The island has several Native American archaeological sites dating back as early as 8,000 B.C. The highest point on the island is a Native American burial mound. Artifacts have been found from four major periods of Native American history: Paleo-Indian, Archaic, Woodland, and Mississippian. The island was occupied by European settlers and their descendants from the early 1700s until Hurricane Camille in 1969.

Ornithological Summary

The island should have numbers of neotropical migrants comparable to the state?s other offshore islands, but there are no quantitative data that could be located. Large numbers of gulls, terns, and shorebirds frequent the island's sandy spits and forage along the shore and in the waters. Two small heron rookeries have been active for many years. Species include Great Blue Heron, Snowy Egret, and Green Heron. Number of breeding pairs probably less than 100. The island is designated as critical wintering habitat for the Piping Plover (Unit MS-12).

Conservation Issues

The most immediate threat to the island is erosion of the south shore due to periodic storms. The island has lost nearly 300 acres to erosion in the past 100 years. Non-native species include Wild Hogs, Chinese Tallow, and Japanese Cogon Grass. Wild hogs damage the marsh with their rooting and probably have a significant negative impact on ground-nesting species. The island's close proximity to the mainland opens the opportunity to excessive public use which could negatively impact native vegetation and wildlife.

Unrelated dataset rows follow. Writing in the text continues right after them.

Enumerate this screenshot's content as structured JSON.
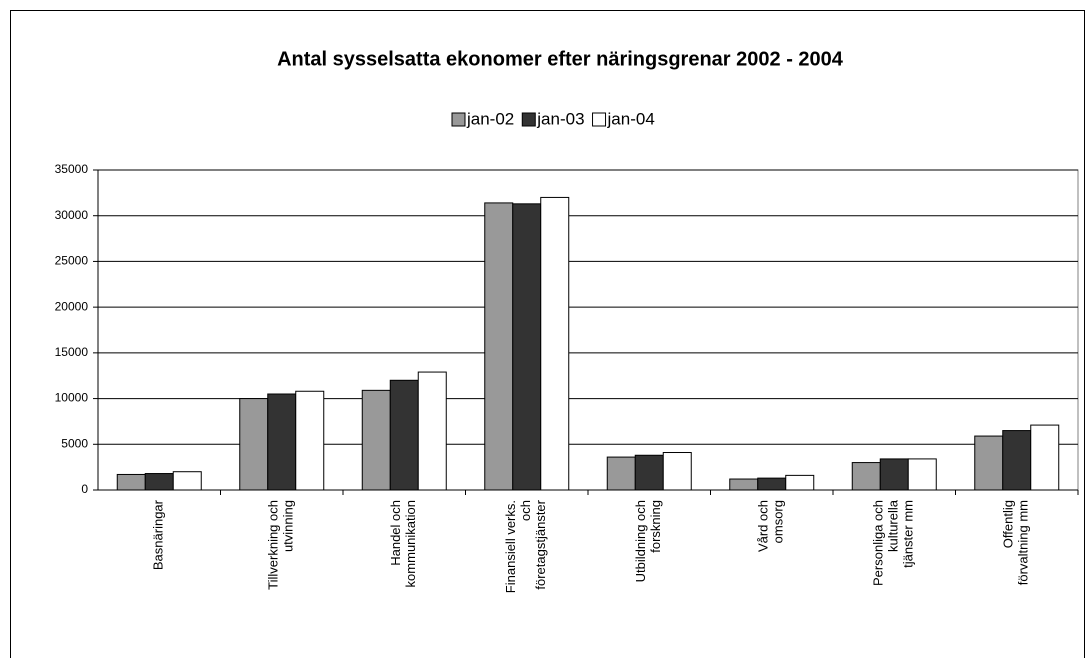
{
  "chart_data": {
    "type": "bar",
    "title": "Antal sysselsatta ekonomer efter näringsgrenar 2002 - 2004",
    "categories": [
      [
        "Basnäringar"
      ],
      [
        "Tillverkning och",
        "utvinning"
      ],
      [
        "Handel och",
        "kommunikation"
      ],
      [
        "Finansiell verks.",
        "och",
        "företagstjänster"
      ],
      [
        "Utbildning och",
        "forskning"
      ],
      [
        "Vård och",
        "omsorg"
      ],
      [
        "Personliga och",
        "kulturella",
        "tjänster mm"
      ],
      [
        "Offentlig",
        "förvaltning mm"
      ]
    ],
    "series": [
      {
        "name": "jan-02",
        "color": "#999999",
        "values": [
          1700,
          10000,
          10900,
          31400,
          3600,
          1200,
          3000,
          5900
        ]
      },
      {
        "name": "jan-03",
        "color": "#333333",
        "values": [
          1800,
          10500,
          12000,
          31300,
          3800,
          1300,
          3400,
          6500
        ]
      },
      {
        "name": "jan-04",
        "color": "#ffffff",
        "values": [
          2000,
          10800,
          12900,
          32000,
          4100,
          1600,
          3400,
          7100
        ]
      }
    ],
    "ylim": [
      0,
      35000
    ],
    "yticks": [
      0,
      5000,
      10000,
      15000,
      20000,
      25000,
      30000,
      35000
    ],
    "grid": true,
    "legend": "top"
  }
}
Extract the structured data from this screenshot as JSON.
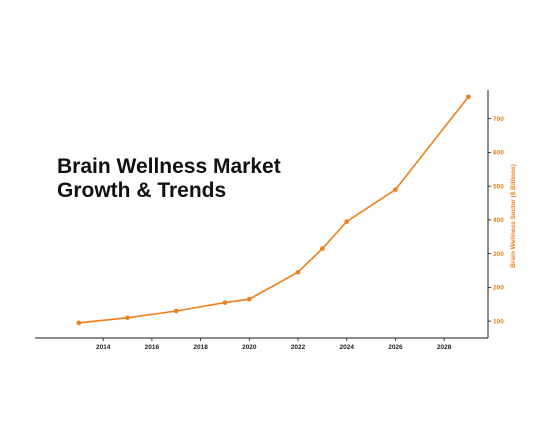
{
  "chart_data": {
    "type": "line",
    "title_lines": [
      "Brain Wellness Market",
      "Growth & Trends"
    ],
    "xlabel": "",
    "ylabel": "Brain Wellness Sector ($ Billions)",
    "x": [
      2013,
      2015,
      2017,
      2019,
      2020,
      2022,
      2023,
      2024,
      2026,
      2029
    ],
    "series": [
      {
        "values": [
          95,
          110,
          130,
          155,
          165,
          245,
          315,
          395,
          490,
          765
        ]
      }
    ],
    "xlim": [
      2011.2,
      2029.8
    ],
    "ylim": [
      50,
      785
    ],
    "xticks": [
      2014,
      2016,
      2018,
      2020,
      2022,
      2024,
      2026,
      2028
    ],
    "yticks": [
      100,
      200,
      300,
      400,
      500,
      600,
      700
    ],
    "y_axis_side": "right",
    "grid": false,
    "legend": "none",
    "colors": {
      "line": "#ee7f1b",
      "axis_text": "#ee7f1b",
      "x_tick_text": "#222222",
      "axis_line": "#1a1a1a"
    }
  }
}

The Mississippi Department of Marine Resources is working with various partners to restore tidal marsh and other native habitats. Efforts are continuing by the state to acquire the remaining privately-owned acres.

Habitat

A mixture of high, mid-elevation and low tidal saltmarshes make up approximately fifty percent of Deer Island. Most of the remainder is Slash Pine maritime forest with smaller areas dominated by Live Oak. Other habitats include beach/dune, salt flats, and freshwater ponds/marshes.

Land Use

Tourism for fishing and camping is an important use of Deer Island. Ornithological research has been conducted on Clapper Rails on the island. General conservation of natural areas is an important use of the island.